Alex Ovechkin was selected with the No. 1 pick in the 2004 NHL Draft and has played 18 seasons in the League, all with Washington. He ranks second in NHL history with 812 goals, behind Wayne Gretzky (894).
Mikhail and Tatyana watched on television in Russia when Alex reached 800 NHL goals with a hat trick against the Chicago Blackhawks on Dec. 13, and when he scored his 802nd goal to pass Gordie Howe for second in League history against the Winnipeg Jets on Dec. 23.

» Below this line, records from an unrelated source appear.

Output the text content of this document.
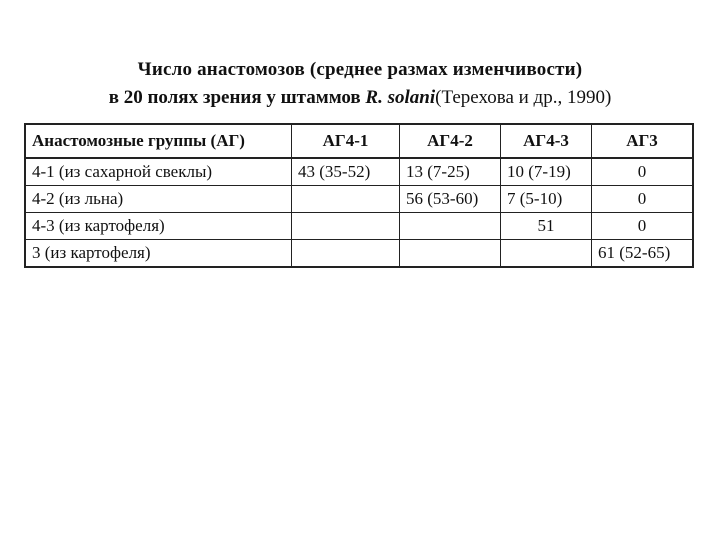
Число анастомозов (среднее размах изменчивости)
в 20 полях зрения у штаммов R. solani(Терехова и др., 1990)
Анастомозные группы (АГ)	АГ4-1	АГ4-2	АГ4-3	АГ3
4-1 (из сахарной свеклы)	43 (35-52)	13 (7-25)	10 (7-19)	0
4-2 (из льна)		56 (53-60)	7 (5-10)	0
4-3 (из картофеля)			51	0
3 (из картофеля)				61 (52-65)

Earlier in Alex's career, Mikhail often traveled from Russia to see his son play and shared some his biggest moments with him, even after having surgery for a heart condition in February 2014. Mikhail was with Alex in Los Angeles when he was named among the NHL's 100 Greatest Players in 2017, but was unable to travel with Tatyana to see the Capitals win the Stanley Cup in 2018, when Alex won the Conn Smythe Trophy as the most valuable player in the playoffs.

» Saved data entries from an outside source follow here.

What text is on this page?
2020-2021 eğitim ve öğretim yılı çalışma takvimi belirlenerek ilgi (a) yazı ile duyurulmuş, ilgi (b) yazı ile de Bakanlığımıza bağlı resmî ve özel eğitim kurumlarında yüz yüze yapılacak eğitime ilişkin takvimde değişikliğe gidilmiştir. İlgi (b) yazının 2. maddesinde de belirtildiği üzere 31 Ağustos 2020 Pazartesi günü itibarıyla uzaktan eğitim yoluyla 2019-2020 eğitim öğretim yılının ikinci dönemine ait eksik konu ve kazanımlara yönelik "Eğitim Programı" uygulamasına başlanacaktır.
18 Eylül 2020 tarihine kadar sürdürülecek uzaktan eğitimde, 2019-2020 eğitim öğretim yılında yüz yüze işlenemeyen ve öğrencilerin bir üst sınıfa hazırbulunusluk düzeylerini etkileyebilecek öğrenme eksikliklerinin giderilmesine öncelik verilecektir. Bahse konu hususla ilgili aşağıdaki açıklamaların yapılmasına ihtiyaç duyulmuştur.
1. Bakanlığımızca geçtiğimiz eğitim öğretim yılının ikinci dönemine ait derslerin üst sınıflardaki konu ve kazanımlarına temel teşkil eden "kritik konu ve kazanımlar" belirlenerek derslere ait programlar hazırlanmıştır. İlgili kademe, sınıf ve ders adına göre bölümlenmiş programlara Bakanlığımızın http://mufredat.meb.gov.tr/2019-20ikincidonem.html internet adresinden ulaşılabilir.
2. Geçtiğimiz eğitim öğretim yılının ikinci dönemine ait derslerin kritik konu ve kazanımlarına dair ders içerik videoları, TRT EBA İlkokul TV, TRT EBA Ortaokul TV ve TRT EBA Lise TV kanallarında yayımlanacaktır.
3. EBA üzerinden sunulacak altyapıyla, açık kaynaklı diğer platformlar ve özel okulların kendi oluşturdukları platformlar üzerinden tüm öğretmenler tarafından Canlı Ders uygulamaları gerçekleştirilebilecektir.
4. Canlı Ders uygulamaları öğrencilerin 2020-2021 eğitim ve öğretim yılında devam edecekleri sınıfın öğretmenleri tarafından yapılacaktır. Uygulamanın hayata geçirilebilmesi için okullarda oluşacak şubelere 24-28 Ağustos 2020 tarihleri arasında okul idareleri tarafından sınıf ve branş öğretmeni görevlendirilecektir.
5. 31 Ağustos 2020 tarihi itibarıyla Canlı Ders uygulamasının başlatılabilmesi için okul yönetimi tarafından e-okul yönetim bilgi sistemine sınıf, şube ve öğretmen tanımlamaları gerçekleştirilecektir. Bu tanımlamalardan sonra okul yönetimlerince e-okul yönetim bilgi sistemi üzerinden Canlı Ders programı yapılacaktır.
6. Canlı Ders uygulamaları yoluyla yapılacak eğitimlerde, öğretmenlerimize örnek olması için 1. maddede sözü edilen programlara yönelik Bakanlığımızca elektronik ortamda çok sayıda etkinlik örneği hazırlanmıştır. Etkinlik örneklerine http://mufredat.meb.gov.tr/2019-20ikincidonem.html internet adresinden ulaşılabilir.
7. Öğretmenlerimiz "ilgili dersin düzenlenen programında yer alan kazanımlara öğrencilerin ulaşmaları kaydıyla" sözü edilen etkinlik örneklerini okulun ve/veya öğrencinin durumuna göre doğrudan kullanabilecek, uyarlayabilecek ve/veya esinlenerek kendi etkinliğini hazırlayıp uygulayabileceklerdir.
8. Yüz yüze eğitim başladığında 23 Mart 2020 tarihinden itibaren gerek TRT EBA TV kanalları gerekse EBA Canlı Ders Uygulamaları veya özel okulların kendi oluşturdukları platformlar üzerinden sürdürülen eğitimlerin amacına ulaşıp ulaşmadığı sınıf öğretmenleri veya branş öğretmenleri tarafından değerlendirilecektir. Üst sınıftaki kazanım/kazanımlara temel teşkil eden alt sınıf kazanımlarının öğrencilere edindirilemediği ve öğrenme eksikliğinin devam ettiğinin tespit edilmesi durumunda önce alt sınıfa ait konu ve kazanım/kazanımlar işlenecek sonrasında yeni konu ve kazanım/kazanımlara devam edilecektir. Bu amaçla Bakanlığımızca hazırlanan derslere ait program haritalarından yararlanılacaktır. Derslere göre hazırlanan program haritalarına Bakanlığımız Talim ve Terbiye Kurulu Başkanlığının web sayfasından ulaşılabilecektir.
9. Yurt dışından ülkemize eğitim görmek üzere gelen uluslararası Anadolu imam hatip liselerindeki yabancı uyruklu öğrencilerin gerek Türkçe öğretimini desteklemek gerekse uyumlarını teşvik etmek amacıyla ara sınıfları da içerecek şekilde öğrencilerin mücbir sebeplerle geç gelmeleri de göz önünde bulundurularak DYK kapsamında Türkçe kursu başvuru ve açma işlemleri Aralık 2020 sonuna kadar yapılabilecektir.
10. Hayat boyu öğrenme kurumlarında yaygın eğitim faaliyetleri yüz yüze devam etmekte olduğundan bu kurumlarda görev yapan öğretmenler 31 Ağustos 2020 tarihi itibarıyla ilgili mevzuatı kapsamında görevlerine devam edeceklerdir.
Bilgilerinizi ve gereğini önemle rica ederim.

When Alex brought the Stanley Cup to Russia that summer, he lifted it over his head alongside his father at the training facility for Dynamo Moscow, where Alex played as a youth and began his professional career.
"I can't even put it into words," Mikhail Ovechkin said through a translator after lifting and kissing the Cup. "Thirteen years we were working toward that goal, and finally to win the Stanley Cup, it's a huge happiness. Huge happiness."
Alex Ovechkin called it "a dream come true" when he signed a one-game contract with FC Dynamo Moscow, his father's old soccer team in the Russian Premier League, and scored a goal in a friendly against FC Amkal in Moscow on June 25, 2022.
Mikhail Ovechkin was among those in attendance.
"My dad was a professional soccer player and he got hurt," Alex Ovechkin said before this season. "So it was fun. He was there, too. He was watching and it was a great night."